Prima direzione del Pd dopo la sconfitta elettorale. Più di 200 membri si sono riuniti ieri per fare conti con il disastroso risultato del 25 settembre.
L’assemblea, durata circa 10 ore, è stata aperta dal segretario Enrico Letta. La sua relazione, sulle modalità di svolgimento del congresso, è stata approvata da praticamente da tutti: un solo voto contrario, quello di Monica Cirinnà, e due astenuti.
Nel suo discorso il segretario ha confermato di voler convocare un congresso per scegliere il successore entro marzo e rifondare il partito, ha sostenuto che le cause della sconfitta del partito sono da imputare alla legge elettorale, alle divisioni fra i partiti che si sono opposti alla coalizione di destra, al troppo tempo passato dal Pd all’interno di governi eterogenei, alla maggiore capacità della destra di sfruttare paure e timori per la guerra in Ucraina. Dopo l’analisi della sconfitta, decine e decine di interventi parlano di rinnovamento, di donne, di giovani. Tutti sono concordi sul fatto che bisogna ripartire da «una grande opposizione» peccato però le idee su come farla sono poche e confuse. Dopo dieci ora di assemblea solo due cose sono chiare: il Pd non si scioglie e non cambia simbolo.
«Umiltà e politica, entro certi limiti, non vanno d’accordo.

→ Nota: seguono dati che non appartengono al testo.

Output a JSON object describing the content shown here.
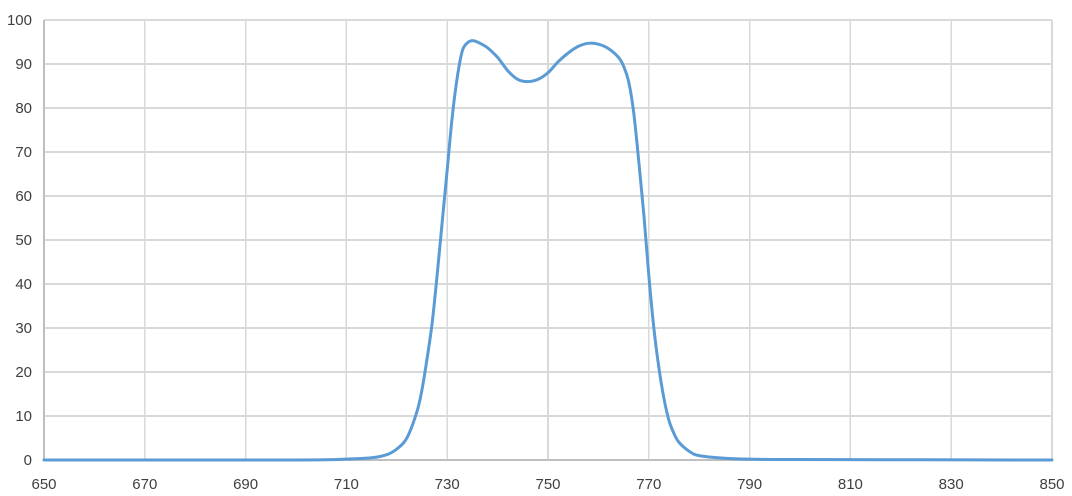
{
  "chart_data": {
    "type": "line",
    "title": "",
    "xlabel": "",
    "ylabel": "",
    "xlim": [
      650,
      850
    ],
    "ylim": [
      0,
      100
    ],
    "x_ticks": [
      "650",
      "670",
      "690",
      "710",
      "730",
      "750",
      "770",
      "790",
      "810",
      "830",
      "850"
    ],
    "y_ticks": [
      "0",
      "10",
      "20",
      "30",
      "40",
      "50",
      "60",
      "70",
      "80",
      "90",
      "100"
    ],
    "grid": true,
    "legend": "none",
    "series": [
      {
        "color": "#5b9bd5",
        "x": [
          650,
          700,
          710,
          715,
          718,
          720,
          722,
          724,
          725,
          726,
          727,
          728,
          729,
          730,
          731,
          732,
          733,
          734,
          735,
          736,
          737,
          738,
          740,
          742,
          744,
          746,
          748,
          750,
          752,
          754,
          756,
          758,
          760,
          762,
          764,
          765,
          766,
          767,
          768,
          769,
          770,
          771,
          772,
          773,
          774,
          775,
          776,
          778,
          780,
          785,
          790,
          800,
          850
        ],
        "y": [
          0,
          0,
          0.2,
          0.5,
          1.2,
          2.5,
          5,
          11,
          16,
          23,
          31,
          42,
          54,
          66,
          78,
          87,
          93,
          94.8,
          95.3,
          95,
          94.4,
          93.7,
          91.5,
          88.5,
          86.5,
          86,
          86.5,
          88,
          90.5,
          92.5,
          94,
          94.7,
          94.5,
          93.5,
          91.5,
          89.5,
          86,
          79,
          68,
          56,
          42,
          30,
          21,
          14,
          9,
          6,
          4,
          2,
          1,
          0.4,
          0.2,
          0.1,
          0
        ]
      }
    ]
  }
}
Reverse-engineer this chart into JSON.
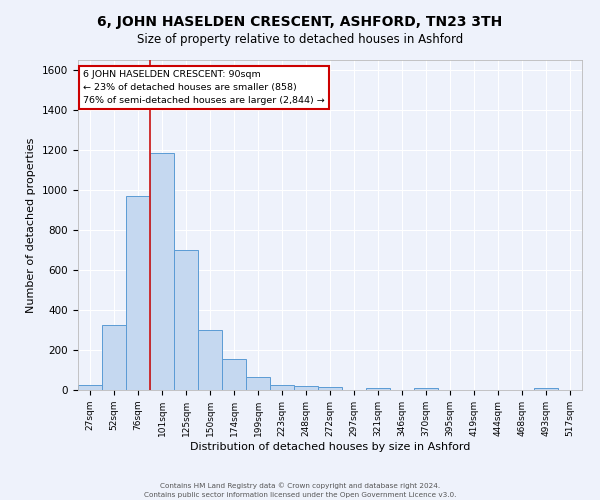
{
  "title": "6, JOHN HASELDEN CRESCENT, ASHFORD, TN23 3TH",
  "subtitle": "Size of property relative to detached houses in Ashford",
  "xlabel": "Distribution of detached houses by size in Ashford",
  "ylabel": "Number of detached properties",
  "bar_labels": [
    "27sqm",
    "52sqm",
    "76sqm",
    "101sqm",
    "125sqm",
    "150sqm",
    "174sqm",
    "199sqm",
    "223sqm",
    "248sqm",
    "272sqm",
    "297sqm",
    "321sqm",
    "346sqm",
    "370sqm",
    "395sqm",
    "419sqm",
    "444sqm",
    "468sqm",
    "493sqm",
    "517sqm"
  ],
  "bar_values": [
    25,
    325,
    970,
    1185,
    700,
    300,
    155,
    65,
    27,
    20,
    13,
    0,
    10,
    0,
    10,
    0,
    0,
    0,
    0,
    10,
    0
  ],
  "bar_color": "#c5d8f0",
  "bar_edge_color": "#5b9bd5",
  "ylim": [
    0,
    1650
  ],
  "yticks": [
    0,
    200,
    400,
    600,
    800,
    1000,
    1200,
    1400,
    1600
  ],
  "red_line_x": 2.5,
  "annotation_line1": "6 JOHN HASELDEN CRESCENT: 90sqm",
  "annotation_line2": "← 23% of detached houses are smaller (858)",
  "annotation_line3": "76% of semi-detached houses are larger (2,844) →",
  "annotation_box_color": "#ffffff",
  "annotation_box_edge_color": "#cc0000",
  "red_line_color": "#cc2222",
  "background_color": "#eef2fb",
  "grid_color": "#ffffff",
  "title_fontsize": 10,
  "subtitle_fontsize": 9,
  "footer1": "Contains HM Land Registry data © Crown copyright and database right 2024.",
  "footer2": "Contains public sector information licensed under the Open Government Licence v3.0."
}
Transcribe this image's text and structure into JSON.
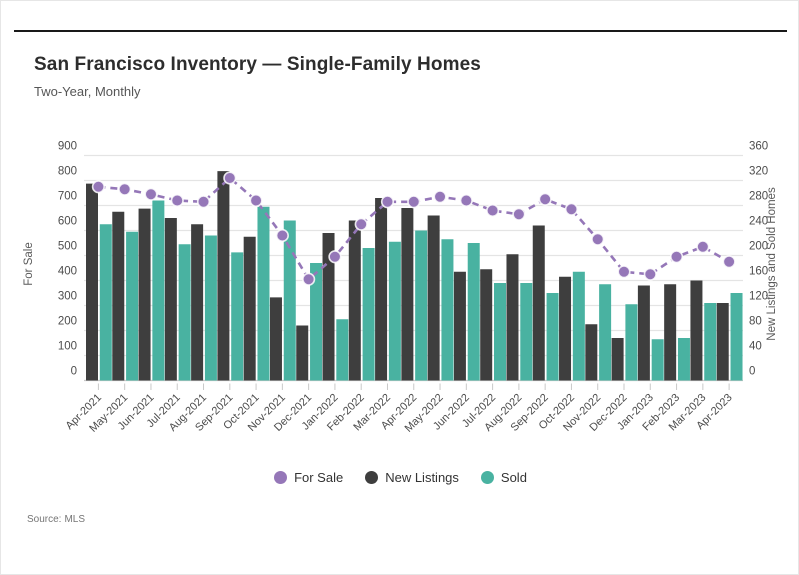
{
  "header": {
    "title": "San Francisco Inventory — Single-Family Homes",
    "subtitle": "Two-Year, Monthly"
  },
  "legend": [
    {
      "label": "For Sale",
      "color": "#9577b8"
    },
    {
      "label": "New Listings",
      "color": "#3e3e3e"
    },
    {
      "label": "Sold",
      "color": "#49b2a1"
    }
  ],
  "source": {
    "prefix": "Source:",
    "value": "MLS"
  },
  "colors": {
    "bar_dark": "#3e3e3e",
    "bar_teal": "#49b2a1",
    "line_purple": "#9577b8",
    "gridline": "#e4e4e4",
    "baseline": "#c9c9c9",
    "tick": "#c9c9c9",
    "axis_text": "#4c4c4c",
    "axis_title_text": "#595959"
  },
  "chart_data": {
    "type": "combo",
    "title": "San Francisco Inventory — Single-Family Homes",
    "subtitle": "Two-Year, Monthly",
    "categories": [
      "Apr-2021",
      "May-2021",
      "Jun-2021",
      "Jul-2021",
      "Aug-2021",
      "Sep-2021",
      "Oct-2021",
      "Nov-2021",
      "Dec-2021",
      "Jan-2022",
      "Feb-2022",
      "Mar-2022",
      "Apr-2022",
      "May-2022",
      "Jun-2022",
      "Jul-2022",
      "Aug-2022",
      "Sep-2022",
      "Oct-2022",
      "Nov-2022",
      "Dec-2022",
      "Jan-2023",
      "Feb-2023",
      "Mar-2023",
      "Apr-2023"
    ],
    "series": [
      {
        "name": "For Sale",
        "type": "line",
        "axis": "left",
        "color": "#9577b8",
        "values": [
          775,
          765,
          745,
          720,
          715,
          810,
          720,
          580,
          405,
          495,
          625,
          715,
          715,
          735,
          720,
          680,
          665,
          725,
          685,
          565,
          435,
          425,
          495,
          535,
          475
        ]
      },
      {
        "name": "New Listings",
        "type": "bar",
        "axis": "right",
        "color": "#3e3e3e",
        "values": [
          315,
          270,
          275,
          260,
          250,
          335,
          230,
          133,
          88,
          236,
          256,
          292,
          276,
          264,
          174,
          178,
          202,
          248,
          166,
          90,
          68,
          152,
          154,
          160,
          124
        ]
      },
      {
        "name": "Sold",
        "type": "bar",
        "axis": "right",
        "color": "#49b2a1",
        "values": [
          250,
          238,
          288,
          218,
          232,
          205,
          278,
          256,
          188,
          98,
          212,
          222,
          240,
          226,
          220,
          156,
          156,
          140,
          174,
          154,
          122,
          66,
          68,
          124,
          140
        ]
      }
    ],
    "axes": {
      "left": {
        "title": "For Sale",
        "min": 0,
        "max": 900,
        "step": 100
      },
      "right": {
        "title": "New Listings and Sold Homes",
        "min": 0,
        "max": 360,
        "step": 40
      }
    },
    "grid": true,
    "legend_position": "bottom",
    "source": "Source: MLS"
  }
}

Ieri Enrico Letta, dicendo niente, nada, zero, al vertice del suo partito uscito politicamente malconcio dalle elezioni, ha ripetuto il senso morale della cerimonia della campanella a Palazzo Chigi, durante la quale rifiutò un sorriso e perfino uno sguardo protocollare amichevole a Matteo Renzi, che lo scalzava dalla guida del governo […]. Letta è una brava persona, come si dice, e le brave persone meritano stima. Però i torinesi, che nelle sottigliezze ironiche dell’ipocrisia ci sguazzano per formazione e carattere, per quel fondo orgogliosamente calvinista e perfino puritano della loro cultura, di uno così affermano che è “tre volte bravo”, definizione che sa di scherno, molto diminutiva. Intendiamoci bene. Il Pd è un organismo malato, introverso nel senso di inespressivo, abulico. Chi lo ha votato lo ha fatto in genere con grande tristezza, addirittura con un fondo di compassione. Per un segretario uscito scornato dal voto, aggredito con un certo successo dalla sua destra e dalla sua sinistra, e battuto dalla destra disinvolta e arrembante della coalizione avversaria, non era facile esprimere non dico visione, ma nemmeno una carica di idee e di prospettive convincenti […]. Impoverito, come asciugato, dalla propria umiliazione, Letta avrebbe dovuto almeno fingersi ricco, mimare un orizzonte politico anche se nessuno lo scorge tra cielo e mare, improvvisarsi capo nella transizione. L’umiltà è venerata da cristiani, ebrei, islamici, è una qualità religiosa, santifica il quotidiano e rafforza lo spirito perfino quando si combina con una fede fanatica, come nelle abluzioni del commando che perpetrò l’orrore islamista dell’11 settembre, ma non è una dirimente qualità politica, nemmeno come antidoto al suo opposto, l’arroganza, l’orgoglio su cui si fondano gli equivoci nazionalisti e populisti di oggi. Questa ambigua qualità, coltivata dalla sinistra cattolico-democratica recente come un totem, non conduce al bene comune, per non parlare del successo di parte o di partito, conduce al flop» così Giuliano Ferrara sul Foglio.